Episode 15 - 'Festive 20' 2017, Tracks 20-11

From 1978 to 2004 there was one end-of-year ritual I anticipated with more fervour than any other: John Peel's Festive Fifty. We now know that list-loving males are to be pitied, if not condemned, but for me it offered a musical heuristic. Others might use the pop charts as a useful short cut, for me The Festive Fifty served the same purpose.

For those unfamiliar, each year, using nothing other than a handwritten ledger, and for some reason collating the task single-handedly, the iconic English DJ would ask listeners for their top three tracks of the year. Then, at the end of December, over 5 nights, he would play a 'Festive 50' in descending order.

Peel developed a love-hate relationship with his Frankenstein over the years. His main objection was that listeners ignored the highways and byways he'd introduced into his show over the year, the happy hip-hop, the deep dub, and time and again voted for "white boys with guitars". There was certainly some truth in the accusation. But it was at least the best type of white boy with guitar music. And over the years, certainly, more variety crept in.

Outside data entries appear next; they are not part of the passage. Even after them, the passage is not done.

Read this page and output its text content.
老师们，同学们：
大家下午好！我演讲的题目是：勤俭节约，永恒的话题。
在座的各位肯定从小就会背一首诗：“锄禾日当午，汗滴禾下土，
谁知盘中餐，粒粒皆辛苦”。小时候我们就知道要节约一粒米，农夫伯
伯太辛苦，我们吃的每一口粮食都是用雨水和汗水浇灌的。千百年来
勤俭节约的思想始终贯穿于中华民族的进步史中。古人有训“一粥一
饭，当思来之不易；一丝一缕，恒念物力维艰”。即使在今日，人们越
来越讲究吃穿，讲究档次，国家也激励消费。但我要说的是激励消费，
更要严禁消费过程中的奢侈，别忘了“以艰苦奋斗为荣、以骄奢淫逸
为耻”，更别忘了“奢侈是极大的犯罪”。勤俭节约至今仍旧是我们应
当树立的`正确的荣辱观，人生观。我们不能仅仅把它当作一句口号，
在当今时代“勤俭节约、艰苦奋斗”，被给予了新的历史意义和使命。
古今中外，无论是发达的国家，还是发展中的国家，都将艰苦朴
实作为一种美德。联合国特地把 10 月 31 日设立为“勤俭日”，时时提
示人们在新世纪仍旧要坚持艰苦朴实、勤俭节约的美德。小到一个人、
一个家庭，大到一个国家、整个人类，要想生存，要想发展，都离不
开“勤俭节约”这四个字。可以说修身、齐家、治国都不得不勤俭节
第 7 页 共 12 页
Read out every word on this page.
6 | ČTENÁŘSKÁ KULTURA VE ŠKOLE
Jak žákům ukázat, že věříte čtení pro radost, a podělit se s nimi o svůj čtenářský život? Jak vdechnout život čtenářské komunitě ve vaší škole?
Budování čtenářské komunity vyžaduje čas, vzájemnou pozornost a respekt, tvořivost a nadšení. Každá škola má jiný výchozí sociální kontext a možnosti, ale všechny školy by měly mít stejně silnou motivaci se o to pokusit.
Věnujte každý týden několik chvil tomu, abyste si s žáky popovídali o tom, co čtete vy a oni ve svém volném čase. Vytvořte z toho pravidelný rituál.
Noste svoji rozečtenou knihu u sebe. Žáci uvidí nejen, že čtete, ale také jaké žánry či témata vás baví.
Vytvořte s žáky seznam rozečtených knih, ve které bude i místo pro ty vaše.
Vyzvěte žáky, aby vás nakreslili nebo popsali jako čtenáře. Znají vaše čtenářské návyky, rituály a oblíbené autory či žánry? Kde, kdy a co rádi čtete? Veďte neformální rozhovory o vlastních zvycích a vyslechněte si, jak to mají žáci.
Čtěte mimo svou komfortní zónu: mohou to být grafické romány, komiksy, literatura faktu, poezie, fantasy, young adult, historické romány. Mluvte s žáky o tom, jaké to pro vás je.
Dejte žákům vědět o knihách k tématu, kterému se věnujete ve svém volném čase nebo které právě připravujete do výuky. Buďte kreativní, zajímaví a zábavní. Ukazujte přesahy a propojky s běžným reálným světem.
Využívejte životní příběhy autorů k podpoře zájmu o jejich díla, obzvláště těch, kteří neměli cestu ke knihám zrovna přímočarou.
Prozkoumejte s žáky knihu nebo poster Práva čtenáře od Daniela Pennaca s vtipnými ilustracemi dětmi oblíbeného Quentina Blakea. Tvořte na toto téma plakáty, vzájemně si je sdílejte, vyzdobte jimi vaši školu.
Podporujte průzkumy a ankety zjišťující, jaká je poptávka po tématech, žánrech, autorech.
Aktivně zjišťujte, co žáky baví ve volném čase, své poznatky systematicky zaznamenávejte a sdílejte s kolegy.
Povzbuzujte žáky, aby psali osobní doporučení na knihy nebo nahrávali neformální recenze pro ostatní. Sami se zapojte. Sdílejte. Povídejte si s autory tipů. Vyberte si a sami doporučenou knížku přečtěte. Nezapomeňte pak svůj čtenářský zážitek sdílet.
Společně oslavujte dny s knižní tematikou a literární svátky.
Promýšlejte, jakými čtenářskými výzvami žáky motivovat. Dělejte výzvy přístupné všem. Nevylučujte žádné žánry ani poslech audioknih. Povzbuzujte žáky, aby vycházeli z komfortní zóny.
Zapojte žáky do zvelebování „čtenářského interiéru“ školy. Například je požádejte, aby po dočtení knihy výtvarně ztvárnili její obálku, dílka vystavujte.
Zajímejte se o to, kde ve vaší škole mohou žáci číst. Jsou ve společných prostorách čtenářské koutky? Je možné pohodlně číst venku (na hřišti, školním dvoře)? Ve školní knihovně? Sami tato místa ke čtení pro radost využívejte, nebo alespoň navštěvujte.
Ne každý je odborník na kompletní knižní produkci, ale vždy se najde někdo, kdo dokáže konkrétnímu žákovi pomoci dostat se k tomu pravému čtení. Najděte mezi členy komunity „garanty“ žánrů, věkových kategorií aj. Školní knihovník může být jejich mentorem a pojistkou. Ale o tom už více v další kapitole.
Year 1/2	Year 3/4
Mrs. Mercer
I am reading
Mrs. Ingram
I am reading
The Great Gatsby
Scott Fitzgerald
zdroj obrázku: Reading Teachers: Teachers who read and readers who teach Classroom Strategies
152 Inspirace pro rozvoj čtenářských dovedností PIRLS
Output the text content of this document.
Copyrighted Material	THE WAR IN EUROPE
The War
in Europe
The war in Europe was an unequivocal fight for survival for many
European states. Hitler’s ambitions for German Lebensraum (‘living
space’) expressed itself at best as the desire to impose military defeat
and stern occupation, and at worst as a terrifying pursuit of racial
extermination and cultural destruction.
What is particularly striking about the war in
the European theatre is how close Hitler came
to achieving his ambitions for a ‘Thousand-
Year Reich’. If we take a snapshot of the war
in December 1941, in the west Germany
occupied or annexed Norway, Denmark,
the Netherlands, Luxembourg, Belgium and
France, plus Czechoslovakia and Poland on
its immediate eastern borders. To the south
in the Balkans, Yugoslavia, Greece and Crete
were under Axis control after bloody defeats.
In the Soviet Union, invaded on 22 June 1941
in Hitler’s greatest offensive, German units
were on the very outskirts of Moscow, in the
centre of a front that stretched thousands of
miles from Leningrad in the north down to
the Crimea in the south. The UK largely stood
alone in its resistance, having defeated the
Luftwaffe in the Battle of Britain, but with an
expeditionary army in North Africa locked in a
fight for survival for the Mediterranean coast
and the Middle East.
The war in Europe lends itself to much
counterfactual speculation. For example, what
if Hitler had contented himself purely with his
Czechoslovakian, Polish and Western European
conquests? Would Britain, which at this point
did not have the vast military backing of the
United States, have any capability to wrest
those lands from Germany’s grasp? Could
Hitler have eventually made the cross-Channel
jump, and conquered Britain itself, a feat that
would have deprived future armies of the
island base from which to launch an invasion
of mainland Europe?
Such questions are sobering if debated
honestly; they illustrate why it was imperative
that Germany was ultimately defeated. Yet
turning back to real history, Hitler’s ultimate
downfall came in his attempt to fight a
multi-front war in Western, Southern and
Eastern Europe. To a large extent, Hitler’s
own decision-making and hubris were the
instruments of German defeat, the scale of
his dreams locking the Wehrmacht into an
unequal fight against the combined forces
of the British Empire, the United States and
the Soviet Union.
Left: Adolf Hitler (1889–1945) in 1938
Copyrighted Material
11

There are some differences with this Festive 20. First, it's curated by Sombrero Fallout, not the product of a democratic vote. It's how Trump would run things. Secondly, we have attempted to spread the musical genres around, and also balanced genders and, to a limited extent, countries as well. Thirdly, we have day jobs and haven't listened to remotely enough music this year. Inevitably the Senior Sombrerite (me) and Junior Sombrerite (Scott) have relied on curation themselves, and there will be all manner of tracks that should be included but aren't, simply because we've never heard them.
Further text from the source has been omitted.